Lab exercise 10
This week the homework is much less guided, you may need to improvise and use the knowledge that you gained during the semester.
1, Loading data (1 point)
- A, Download the data from the following URL: https://archive.ics.uci.edu/ml/machine-learning-databases/00477/Real%20estate%20valuation%20data%20set.xlsx
- B, For more information, read https://archive.ics.uci.edu/ml/datasets/Real+estate+valuation+data+set#
- C, Check the data in Excel and then load it to Python via Pandas
- D, Check for missing data and handle them reasonably, if you find any
- E, Split the data to train and test part (2012 is the train, 2013 is the test).
2, Visualize the data (2.5 points)
- Create meaningful visualization for the data to understand what it contains.
- Do not use any machine learning models here, only creative, meaningful charts.
- Create publication quality plots, that are fully understandable without looking at the code that generated them.
3, Unsupervised modeling (2.5 points)
- A, Try at least two different unsupervised machine learning techniques to reveal the inner structure of the data.
- B, Are there any clusters of the houses? What are those clusters? (smaller in-the-city flats vs larger outskirt houses?)
- Do not forget, sometimes scaling the data helps!
- Use both 2012 and 2013 data for this task.
4, Supervised modeling (4 points)
- A, Try different models to predict the ‘Y house price of unit area’.
- B, Select a proper metric to measure the goodness of your predictions.

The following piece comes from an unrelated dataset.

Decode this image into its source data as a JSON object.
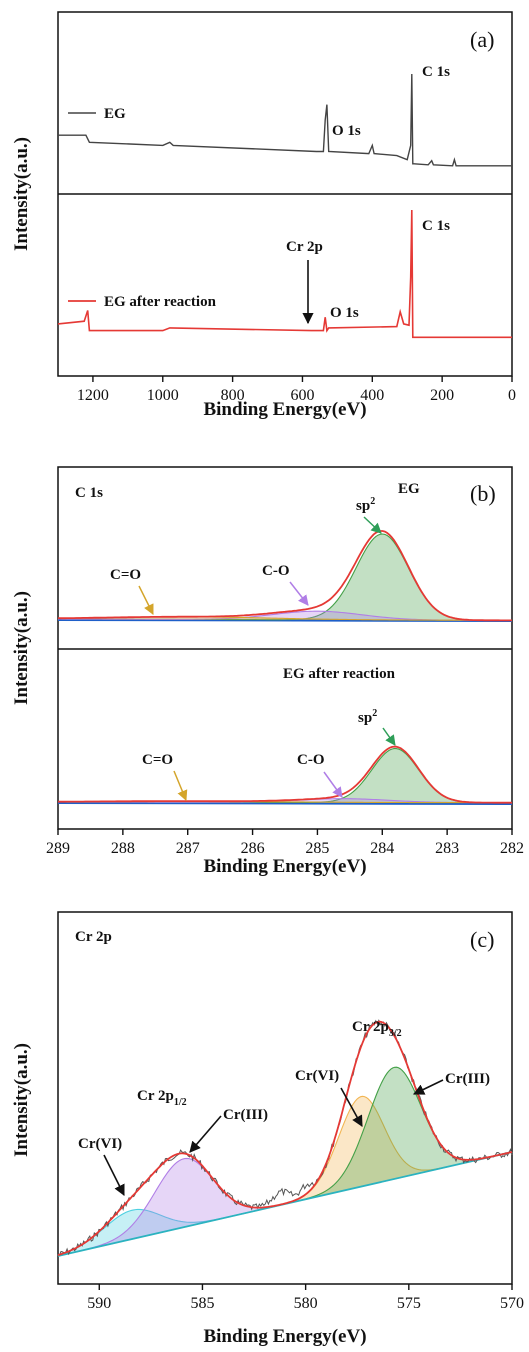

- C, Tune the hiperparameters for at least 2 selected models.
- Use data from 2012 to train the models and also for hiperparameter tuning!
- Use data from 2013 only for evaluating your models!
- D, What is the best MAE (mean absolute error) for the price of unit area that you could achieve?
- E, Check the errors of the predictions. Is there a specific which kind of houses for that your model works much better or worse?